De esperanzas, sonrisas y demás despertares

Foto de Teresa Luengo

De esperanzas, sonrisas y demás despertares

Amar significa amar al ser amado. Perdonar significa perdonar lo imperdonable. La fe es creer lo increíble. Esperanza quiere decir esperanza cuando todo parece perdido.

G. K. Chesterton

Como empezaba Rilke: muy señor mío,

Le he observado, le he querido escuchar en todo lo posible y deseo decirle que yo también me he sentido solo, ante la inmensidad de una vida por delante, perdido, pequeño, con la sola fuerza de la esperanza, sin saber si quiera que todo va a salir bien. Porque no lo sabía, y, de hecho, aún no lo sé. Miro al futuro, y a veces me parece desolador. Creo que todos nos sentimos así de vez en cuando. Pero otras veces miro hacia el mismo futuro con real ilusión y con una fuerte intuición de que todo está en orden, de que podemos salir adelante.

¿Nunca ha tenido esa certeza?

En demasiadas ocasiones el futuro parece imposible, como si todo estuviera perdido; pero así son las historias que realmente importan, las que llenan el corazón. En esas historias los protagonistas pueden rendirse, pero siguen adelante porque tienen un propósito que anhelan ver cumplido: saben por qué luchan, su combate tiene un sentido (cfr. de Tolkien, El señor de los anillos).

¿Cómo darle esperanzas? La esperanza no se la puedo dar yo, la verdadera nace en su corazón. Lo único que puedo es darle algo humano, como razones. Puede luchar por usted, por ser feliz; o luchar por su familia, que le quiere; también luchar por ser mejor para sus amigos que tiene y para los que tendrá más tarde; luchar por las personas que le rodean; o luchar por la humanidad, es decir, para que el bien reine en este mundo.

Porque la realidad es que toda persona tiene algo que aportar. Todos existimos por algo. Y es su misión descubrir qué es ese algo. No hay nada mejor que saber para lo que uno ha nacido, salvo quizá conocer la respuesta de por qué ha nacido (D. Luengo).

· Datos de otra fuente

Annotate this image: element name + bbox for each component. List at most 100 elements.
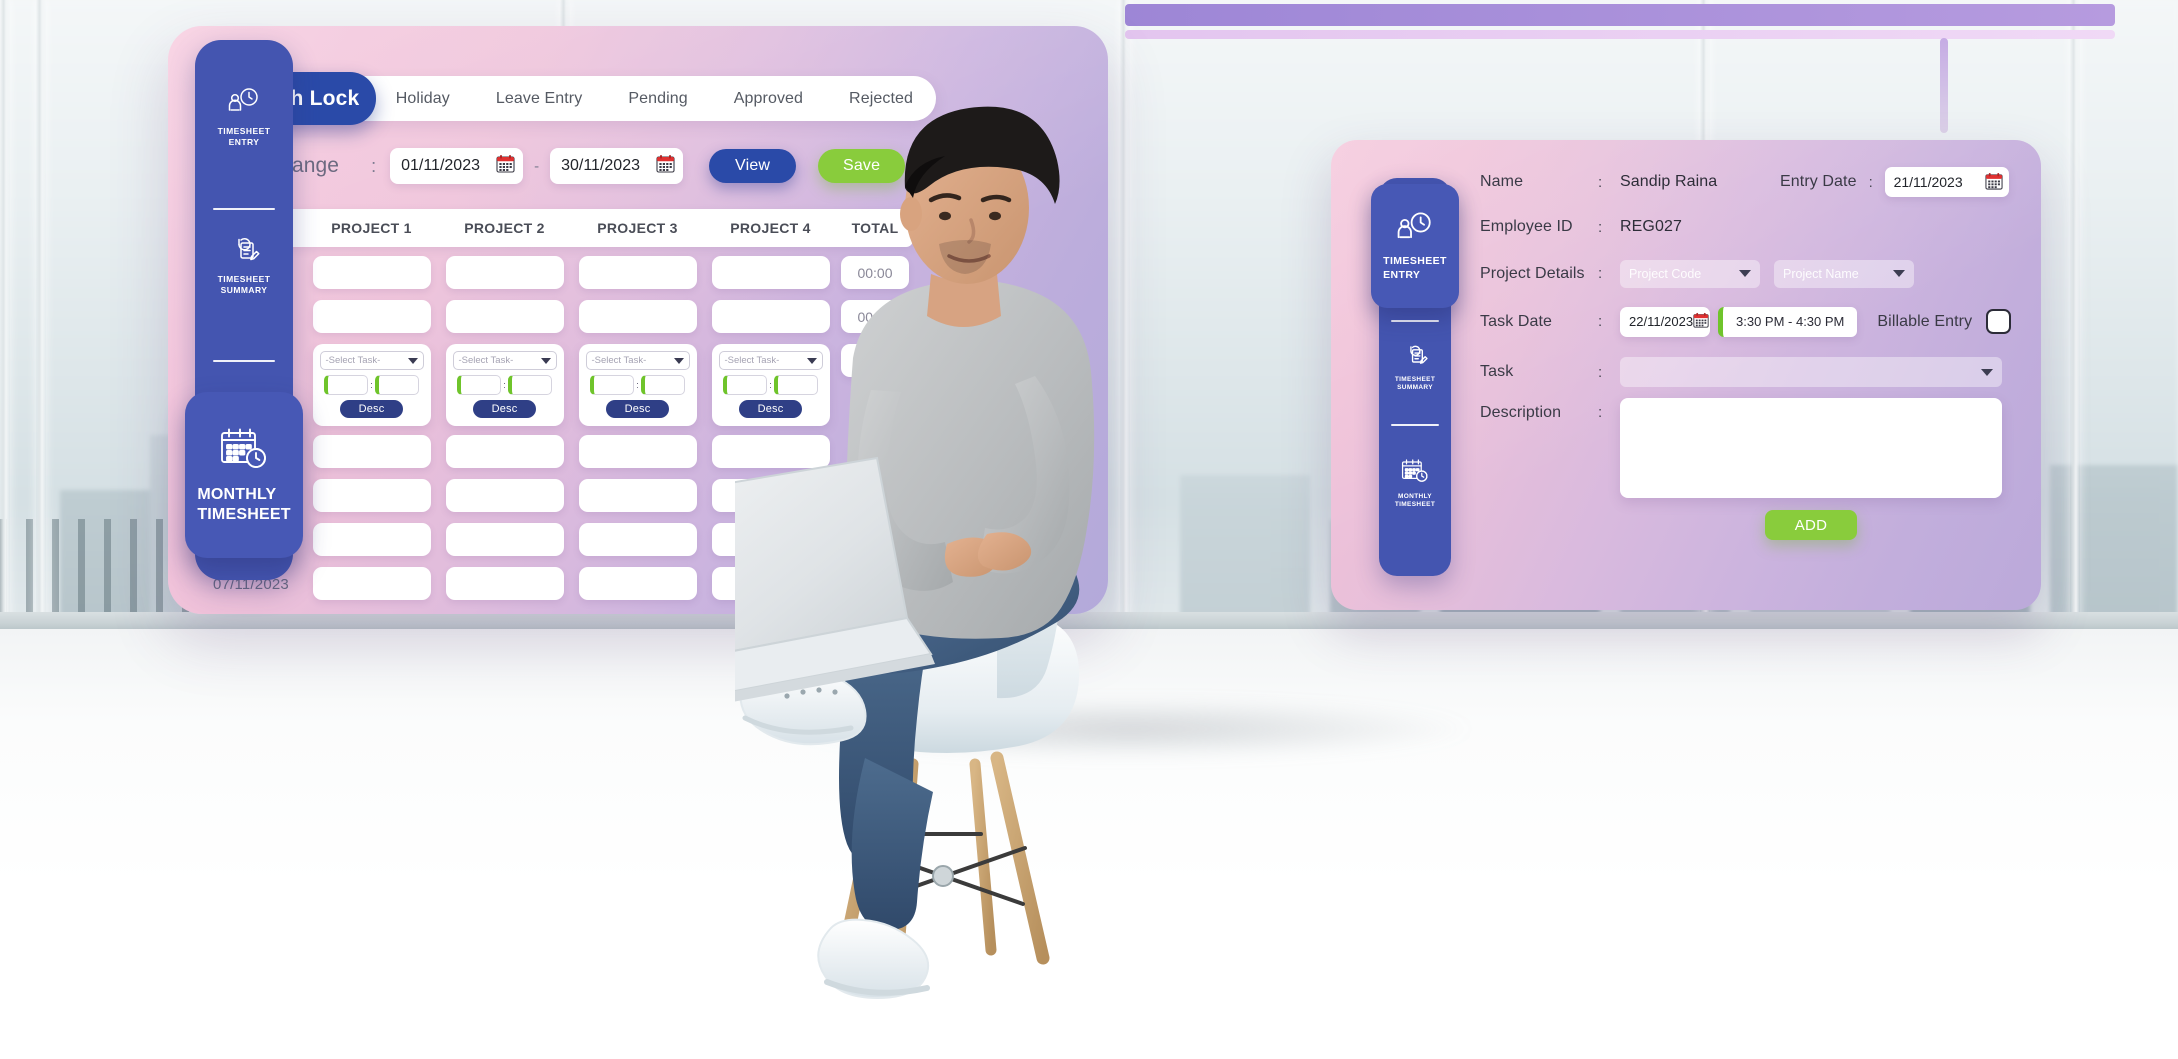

Mi querido J.P., tienes algo que aportar al mundo, y no creas que es poco o que no es grande.

Si hablamos de trabajo, desde luego, hay para rato; pero lo importante es que encuentres, de todos, cual es el tuyo. Y no hablo tanto de trabajo como profesión que otorga un sueldo. Hablo de tu lugar en el mundo.

Aún así, más allá de esto, cada gesto que se haga con amor ya será realmente grande. Como se dice: el problema no es tanto que los malos hagan cosas malas, es que los buenos no hacen nada. Porque con poco que se haga, si realmente es bueno, se mantiene el mal a raya: el mal acostumbra a caer por su propio peso y, por otro lado, el bien siempre vence al mal, así como una leve luz basta para iluminar cualquier tiniebla, o como un simple abrazo, que alcanza a calmar toda angustia. Si se amara otro poco mas, cuánto bien se haría al mundo.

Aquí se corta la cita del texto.